Shava Smallen, the co-lead of the TeraGrid QA team, told me recently of their first venture into infrastructure clouds. The TeraGrid Science Gateway projects have been experiencing scalability problems with grid infrastructure. A potential solution came out in the form of GRAM 5; the scientists developed scalability tests to see if it solved their problem — but where could they run them? They tried Ranger, a top-of-the-line TeraGrid resource at Texas Advanced Computing Center (TACC). But Ranger is a powerful resource, very much in demand for large scientific computations that cannot run elsewhere — and thus the QA team found itself with tests all ready to run – but no resources to run them on.

Fortunately, the FutureGrid – which includes several IaaS clouds — had just become available.  The QA team quickly put together a virtual cluster, similar to a typical TeraGrid configuration but using GRAM5, and deployed it on the FutureGrid Nimbus cloud at the University of Florida.
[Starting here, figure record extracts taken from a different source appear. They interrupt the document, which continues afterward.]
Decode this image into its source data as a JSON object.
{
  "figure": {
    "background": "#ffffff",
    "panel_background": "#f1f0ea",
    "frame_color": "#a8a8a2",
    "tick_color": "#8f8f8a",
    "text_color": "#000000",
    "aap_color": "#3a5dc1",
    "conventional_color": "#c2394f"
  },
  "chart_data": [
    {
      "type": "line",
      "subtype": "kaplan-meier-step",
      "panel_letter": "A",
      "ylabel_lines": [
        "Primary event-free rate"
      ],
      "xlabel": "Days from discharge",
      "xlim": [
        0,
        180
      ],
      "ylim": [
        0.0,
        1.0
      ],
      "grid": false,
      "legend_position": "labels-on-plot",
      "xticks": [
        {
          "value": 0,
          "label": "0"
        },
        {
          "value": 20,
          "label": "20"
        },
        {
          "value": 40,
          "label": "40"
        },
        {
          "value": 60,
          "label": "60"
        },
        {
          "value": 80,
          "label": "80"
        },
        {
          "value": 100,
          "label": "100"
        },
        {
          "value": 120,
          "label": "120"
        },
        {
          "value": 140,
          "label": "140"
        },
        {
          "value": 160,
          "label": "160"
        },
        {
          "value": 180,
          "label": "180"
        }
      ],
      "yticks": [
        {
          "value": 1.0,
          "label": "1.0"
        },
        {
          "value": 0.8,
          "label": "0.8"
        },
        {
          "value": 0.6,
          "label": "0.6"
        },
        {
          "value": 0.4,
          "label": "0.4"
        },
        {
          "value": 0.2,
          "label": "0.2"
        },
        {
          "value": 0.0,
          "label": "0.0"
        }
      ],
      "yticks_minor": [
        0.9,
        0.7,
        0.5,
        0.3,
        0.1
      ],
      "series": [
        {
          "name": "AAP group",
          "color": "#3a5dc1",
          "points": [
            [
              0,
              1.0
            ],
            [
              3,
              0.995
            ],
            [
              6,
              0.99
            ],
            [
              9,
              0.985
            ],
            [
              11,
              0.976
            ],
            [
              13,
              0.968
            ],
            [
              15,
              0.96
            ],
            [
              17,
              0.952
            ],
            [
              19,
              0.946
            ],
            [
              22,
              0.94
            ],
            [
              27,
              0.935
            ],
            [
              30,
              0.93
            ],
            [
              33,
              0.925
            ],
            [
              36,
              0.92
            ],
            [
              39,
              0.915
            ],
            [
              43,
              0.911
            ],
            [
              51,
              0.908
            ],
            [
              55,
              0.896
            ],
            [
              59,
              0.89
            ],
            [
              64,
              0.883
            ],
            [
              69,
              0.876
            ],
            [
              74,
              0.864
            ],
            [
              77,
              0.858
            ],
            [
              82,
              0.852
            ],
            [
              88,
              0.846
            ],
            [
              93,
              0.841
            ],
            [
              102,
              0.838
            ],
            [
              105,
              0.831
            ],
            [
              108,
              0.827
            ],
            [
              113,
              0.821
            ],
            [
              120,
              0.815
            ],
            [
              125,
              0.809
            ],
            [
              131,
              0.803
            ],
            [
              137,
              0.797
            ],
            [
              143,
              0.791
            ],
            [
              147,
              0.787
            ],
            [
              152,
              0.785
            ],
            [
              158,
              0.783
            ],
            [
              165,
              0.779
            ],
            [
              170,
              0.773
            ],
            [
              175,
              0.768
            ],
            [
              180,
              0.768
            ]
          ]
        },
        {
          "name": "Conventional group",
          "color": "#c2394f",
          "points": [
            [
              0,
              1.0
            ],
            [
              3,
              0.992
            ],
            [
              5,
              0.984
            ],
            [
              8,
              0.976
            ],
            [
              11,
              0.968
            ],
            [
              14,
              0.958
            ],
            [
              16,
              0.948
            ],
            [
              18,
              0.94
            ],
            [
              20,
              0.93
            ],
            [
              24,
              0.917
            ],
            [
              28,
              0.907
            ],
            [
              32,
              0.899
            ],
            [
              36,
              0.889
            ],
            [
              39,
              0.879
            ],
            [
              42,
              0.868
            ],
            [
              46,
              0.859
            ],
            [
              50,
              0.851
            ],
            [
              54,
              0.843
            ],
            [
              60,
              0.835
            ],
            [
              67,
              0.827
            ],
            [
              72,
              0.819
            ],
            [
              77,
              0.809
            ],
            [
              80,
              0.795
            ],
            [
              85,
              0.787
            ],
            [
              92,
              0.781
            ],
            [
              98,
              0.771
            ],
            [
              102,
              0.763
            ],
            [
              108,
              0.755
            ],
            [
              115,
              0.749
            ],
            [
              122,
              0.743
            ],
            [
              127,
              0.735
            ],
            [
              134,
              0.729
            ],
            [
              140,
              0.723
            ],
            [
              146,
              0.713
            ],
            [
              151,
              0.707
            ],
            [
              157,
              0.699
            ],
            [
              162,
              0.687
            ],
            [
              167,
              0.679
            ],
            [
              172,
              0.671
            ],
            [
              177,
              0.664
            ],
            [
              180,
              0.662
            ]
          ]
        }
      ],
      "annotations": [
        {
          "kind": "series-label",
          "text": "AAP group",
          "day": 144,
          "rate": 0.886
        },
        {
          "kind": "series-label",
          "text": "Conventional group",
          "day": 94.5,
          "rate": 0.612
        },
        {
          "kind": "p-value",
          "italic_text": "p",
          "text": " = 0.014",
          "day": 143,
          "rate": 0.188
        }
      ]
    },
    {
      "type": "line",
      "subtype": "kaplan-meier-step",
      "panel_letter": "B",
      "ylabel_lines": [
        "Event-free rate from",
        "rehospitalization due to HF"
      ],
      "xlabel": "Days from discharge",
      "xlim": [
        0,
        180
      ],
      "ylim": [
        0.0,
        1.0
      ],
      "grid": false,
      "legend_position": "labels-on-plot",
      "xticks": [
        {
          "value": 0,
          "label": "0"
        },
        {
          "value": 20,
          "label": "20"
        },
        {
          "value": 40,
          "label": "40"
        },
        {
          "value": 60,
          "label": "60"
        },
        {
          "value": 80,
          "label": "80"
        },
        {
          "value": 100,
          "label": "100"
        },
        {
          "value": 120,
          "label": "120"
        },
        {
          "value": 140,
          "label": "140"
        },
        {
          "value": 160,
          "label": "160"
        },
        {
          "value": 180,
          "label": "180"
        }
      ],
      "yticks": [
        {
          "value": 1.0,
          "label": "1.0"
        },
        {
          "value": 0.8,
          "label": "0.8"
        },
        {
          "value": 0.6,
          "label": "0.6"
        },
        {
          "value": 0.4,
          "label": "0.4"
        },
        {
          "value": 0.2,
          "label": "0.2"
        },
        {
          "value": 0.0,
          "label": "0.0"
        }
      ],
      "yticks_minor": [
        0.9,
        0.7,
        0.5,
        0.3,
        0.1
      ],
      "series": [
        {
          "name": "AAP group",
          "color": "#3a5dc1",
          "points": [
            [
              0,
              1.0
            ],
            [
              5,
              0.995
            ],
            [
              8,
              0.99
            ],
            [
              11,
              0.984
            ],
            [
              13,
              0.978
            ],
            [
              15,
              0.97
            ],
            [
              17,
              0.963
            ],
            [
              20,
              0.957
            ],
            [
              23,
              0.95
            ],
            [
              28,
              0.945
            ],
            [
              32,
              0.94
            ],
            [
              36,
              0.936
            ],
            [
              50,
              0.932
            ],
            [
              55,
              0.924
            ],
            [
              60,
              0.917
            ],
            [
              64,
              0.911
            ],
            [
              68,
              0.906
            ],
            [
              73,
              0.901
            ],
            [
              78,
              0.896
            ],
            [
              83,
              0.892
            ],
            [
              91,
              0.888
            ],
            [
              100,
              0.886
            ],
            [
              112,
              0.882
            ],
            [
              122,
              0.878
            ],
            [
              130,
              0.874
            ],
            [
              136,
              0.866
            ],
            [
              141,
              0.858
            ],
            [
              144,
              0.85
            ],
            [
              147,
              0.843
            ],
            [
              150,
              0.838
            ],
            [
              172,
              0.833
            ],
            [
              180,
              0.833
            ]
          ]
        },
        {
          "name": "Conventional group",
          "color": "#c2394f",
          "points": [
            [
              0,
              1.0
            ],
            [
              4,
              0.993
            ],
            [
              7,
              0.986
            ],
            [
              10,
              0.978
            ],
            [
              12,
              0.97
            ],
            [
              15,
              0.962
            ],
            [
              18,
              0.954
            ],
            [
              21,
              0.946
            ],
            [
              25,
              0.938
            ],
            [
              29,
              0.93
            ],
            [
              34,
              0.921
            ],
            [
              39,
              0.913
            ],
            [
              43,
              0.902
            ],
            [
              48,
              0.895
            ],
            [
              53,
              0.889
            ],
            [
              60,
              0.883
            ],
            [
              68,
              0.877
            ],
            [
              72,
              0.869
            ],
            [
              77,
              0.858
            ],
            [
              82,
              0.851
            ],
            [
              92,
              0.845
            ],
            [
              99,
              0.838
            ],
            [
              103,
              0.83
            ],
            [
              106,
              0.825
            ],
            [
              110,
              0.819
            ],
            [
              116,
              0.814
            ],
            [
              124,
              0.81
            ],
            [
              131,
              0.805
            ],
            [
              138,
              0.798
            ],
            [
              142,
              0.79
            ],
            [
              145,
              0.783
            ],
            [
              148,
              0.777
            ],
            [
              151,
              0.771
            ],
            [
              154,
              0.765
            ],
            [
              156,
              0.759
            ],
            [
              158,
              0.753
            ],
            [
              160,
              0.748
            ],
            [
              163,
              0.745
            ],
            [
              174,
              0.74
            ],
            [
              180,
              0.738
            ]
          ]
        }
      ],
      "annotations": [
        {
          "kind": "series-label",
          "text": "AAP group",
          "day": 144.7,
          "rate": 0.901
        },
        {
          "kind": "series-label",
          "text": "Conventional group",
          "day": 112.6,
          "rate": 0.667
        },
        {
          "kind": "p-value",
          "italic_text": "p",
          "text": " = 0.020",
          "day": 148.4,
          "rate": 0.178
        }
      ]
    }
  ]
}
They ran, they scaled, they reported… While they were at it, they tested GridFTP for scalability as well: running data transfers between two Nimbus clouds at Florida and San Diego.

For the QA team the ability to find resources on-demand – and find them without disrupting the production scientific runs – was the key motivator for turning to cloud computing. It is not hard to imagine many other use cases in TeraGrid with similar requirements. For example, users could use virtual clusters, configured to represent the environment deployed on Ranger or other TeraGrid resources, as a development or debugging platform. In addition to providing on-demand availability, such resources would also give them root access – often important for debugging, but not available on many TeraGrid resources. To leverage cloud computing for science we don’t have to wait to first decide if it will support all of the HPC applications: there are plenty of places where it can be useful now.